In 'The C++ Programming Language', Special Edition, there is an
example in chapter 11.8, page 286 that is meant to illustrate the
subscript operator (operator[]). It is a class that associates
strings with doubles. It looks like this:

class Assoc {
public:
const double& operator[](const string&);
double& operator[](string&);

//and some other stuff...
};

There are nother other operator[]'s declared. I have two questions:
1. Why does one function return a const double& when the function
itself is not declared const? What purpose does this serve?
_Probably_ the intent was to have a const function. Have you checked
the book's errata list?

2. What is the point of using what looks to me as a non-const
input-only argument in the second function?
That is more definitively an error. Have you checked the book's
errata list?
Why not like this:
double& operator[](const string&);
Judging from the limited information you've given, that seems to be
much better, yes.

and maybe this too ?:
const double& operator[](const string&) const;
Yup.
Is it just me being slow? I have pondered this problem for weeks
now...

Impossible to say for sure without more context, but it _does_ look
as oversights/errors in the book.
Hth.,

- Alf

"Thomas Matthews" <Th**********************@sbcglobal.net> wrote in message
news:jQ**********************@newssvr28.news.prodi gy.com...
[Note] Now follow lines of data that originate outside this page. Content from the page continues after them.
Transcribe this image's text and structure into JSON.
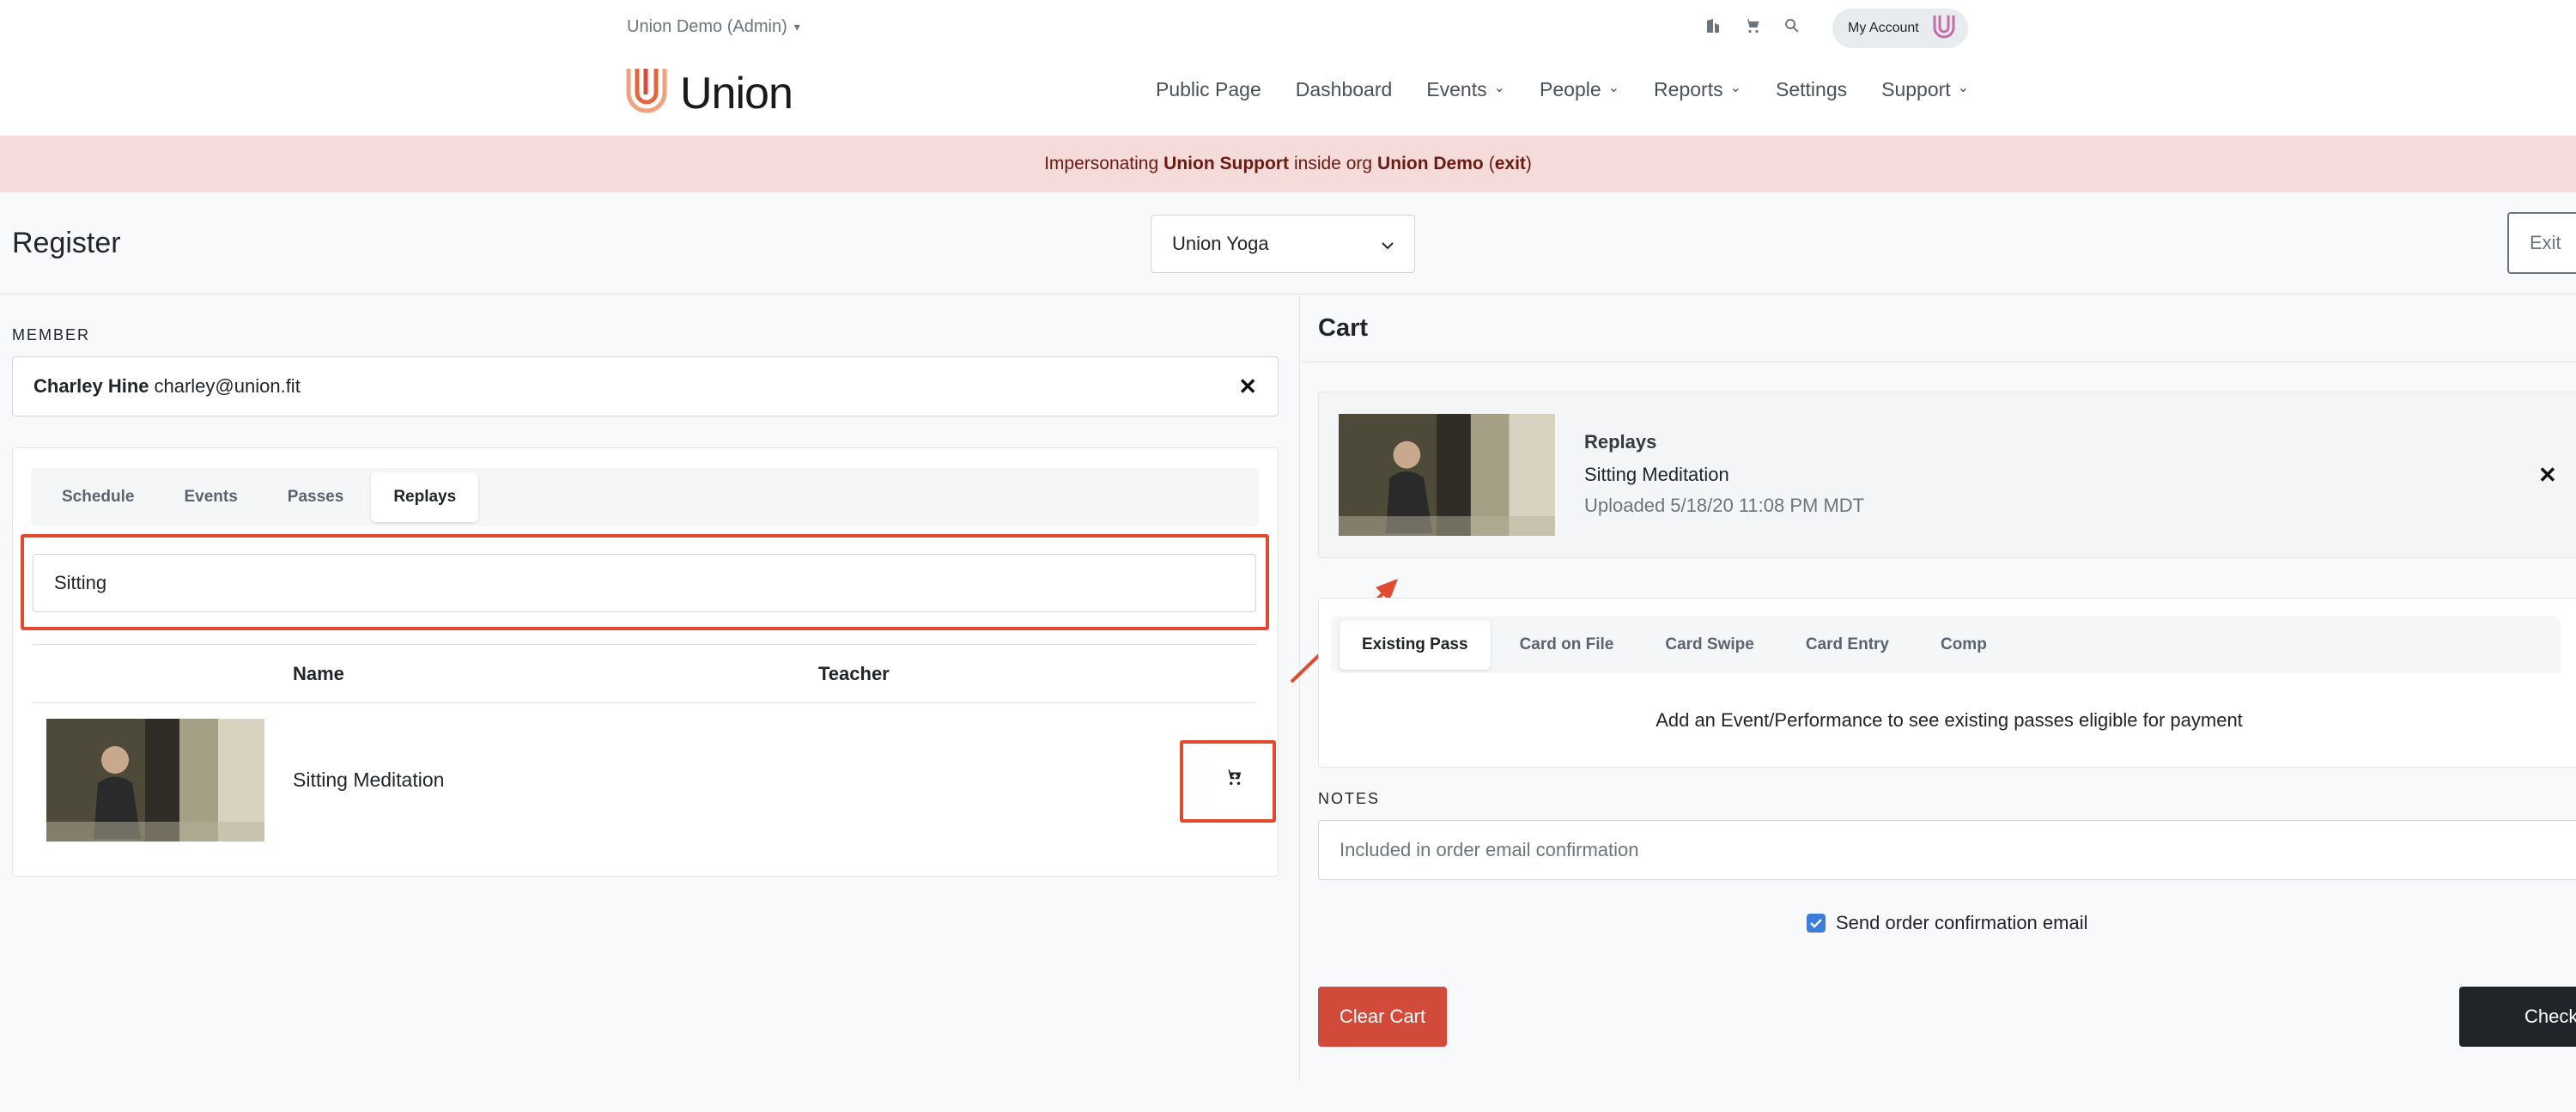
{
  "header": {
    "org_switch": "Union Demo (Admin)",
    "account_label": "My Account",
    "brand": "Union",
    "nav": [
      {
        "label": "Public Page"
      },
      {
        "label": "Dashboard"
      },
      {
        "label": "Events"
      },
      {
        "label": "People"
      },
      {
        "label": "Reports"
      },
      {
        "label": "Settings"
      },
      {
        "label": "Support"
      }
    ]
  },
  "impersonation": {
    "prefix": "Impersonating",
    "user": "Union Support",
    "mid": "inside org",
    "org": "Union Demo",
    "open_paren": "(",
    "exit": "exit",
    "close_paren": ")"
  },
  "page": {
    "title": "Register",
    "location": "Union Yoga",
    "exit_label": "Exit"
  },
  "member": {
    "label": "MEMBER",
    "name": "Charley Hine",
    "email": "charley@union.fit"
  },
  "catalog": {
    "tabs": [
      {
        "label": "Schedule"
      },
      {
        "label": "Events"
      },
      {
        "label": "Passes"
      },
      {
        "label": "Replays"
      }
    ],
    "search_value": "Sitting",
    "columns": {
      "name": "Name",
      "teacher": "Teacher"
    },
    "rows": [
      {
        "name": "Sitting Meditation",
        "teacher": ""
      }
    ]
  },
  "cart": {
    "title": "Cart",
    "item": {
      "type": "Replays",
      "name": "Sitting Meditation",
      "uploaded": "Uploaded 5/18/20 11:08 PM MDT"
    },
    "payment_tabs": [
      {
        "label": "Existing Pass"
      },
      {
        "label": "Card on File"
      },
      {
        "label": "Card Swipe"
      },
      {
        "label": "Card Entry"
      },
      {
        "label": "Comp"
      }
    ],
    "payment_message": "Add an Event/Performance to see existing passes eligible for payment",
    "notes_label": "NOTES",
    "notes_placeholder": "Included in order email confirmation",
    "send_confirmation_label": "Send order confirmation email",
    "send_confirmation_checked": true,
    "clear_label": "Clear Cart",
    "checkout_label": "Checkout"
  },
  "colors": {
    "accent_red": "#d14a3a",
    "highlight_red": "#e04a2f",
    "impersonation_bg": "#f5dbd9",
    "checkbox_blue": "#3b7ddd"
  },
  "icons": [
    "chevron-down-icon",
    "building-icon",
    "cart-icon",
    "search-icon",
    "union-logo-icon",
    "close-icon",
    "add-to-cart-icon",
    "check-icon",
    "arrow-annotation"
  ]
}
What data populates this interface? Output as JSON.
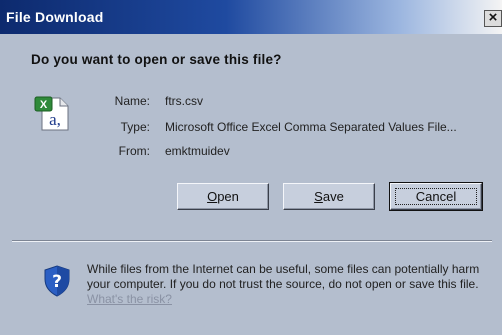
{
  "window": {
    "title": "File Download",
    "close_glyph": "×"
  },
  "dialog": {
    "question": "Do you want to open or save this file?",
    "file_icon": "excel-csv-file-icon",
    "fields": {
      "name_label": "Name:",
      "name_value": "ftrs.csv",
      "type_label": "Type:",
      "type_value": "Microsoft Office Excel Comma Separated Values File...",
      "from_label": "From:",
      "from_value": "emktmuidev"
    },
    "buttons": {
      "open_label_rest": "pen",
      "open_mnemonic": "O",
      "save_label_rest": "ave",
      "save_mnemonic": "S",
      "cancel_label": "Cancel"
    }
  },
  "warning": {
    "icon": "shield-question-icon",
    "text": "While files from the Internet can be useful, some files can potentially harm your computer. If you do not trust the source, do not open or save this file.",
    "link": "What's the risk?"
  },
  "colors": {
    "background": "#b4bece",
    "titlebar_start": "#0d2a6e",
    "titlebar_end": "#f4f4f4",
    "button_face": "#c7cfdd",
    "link": "#8a92a4"
  }
}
The key issue here is "references". The method is not
returning a _copy_ of the item, but a _reference_ to
the item. Although references can be more convenient
than passing copies, they do have their suprises as
show above. To allow the convenience of not making
a copy of the value and prevent the client from changing
the value, the return type is a const reference.

It's obvious he knows what a reference is. His point is one wouldn't expect
that kind of declaration. How often have you seen:

double const& operator[] (string const&);
double& operator[] (string&);

as opposed to (the probably intended):

double const& operator[] (string const&) const;
double& operator[] (string const&);

It doesn't make much sense to selectively return a const or non-const
reference based on whether the string parameter is const or non-const. If
you can think of a good reason for doing so, please let us all know.

I'll have a look at the errata list at Bjarne Stroustrup's homepage,
should have thought about that earlier...

> In 'The C++ Programming Language', Special Edition, there is an

example in chapter 11.8, page 286 that is meant to illustrate the
subscript operator (operator[]). It is a class that associates
strings with doubles. It looks like this:

class Assoc {
public:
const double& operator[](const string&);
This function is not there in my copy.
double& operator[](string&);
But this one is.
//and some other stuff...
};

There are nother other operator[]'s declared. I have two questions:
1. Why does one function return a const double& when the function
itself is not declared const? What purpose does this serve?

2. What is the point of using what looks to me as a non-const
input-only argument in the second function?

Why not like this:
double& operator[](const string&);
and maybe this too ?:
const double& operator[](const string&) const;
Is it just me being slow? I have pondered this problem for weeks
now...

Since they don't seem logical and are not there in my copy, it is probably a
typo,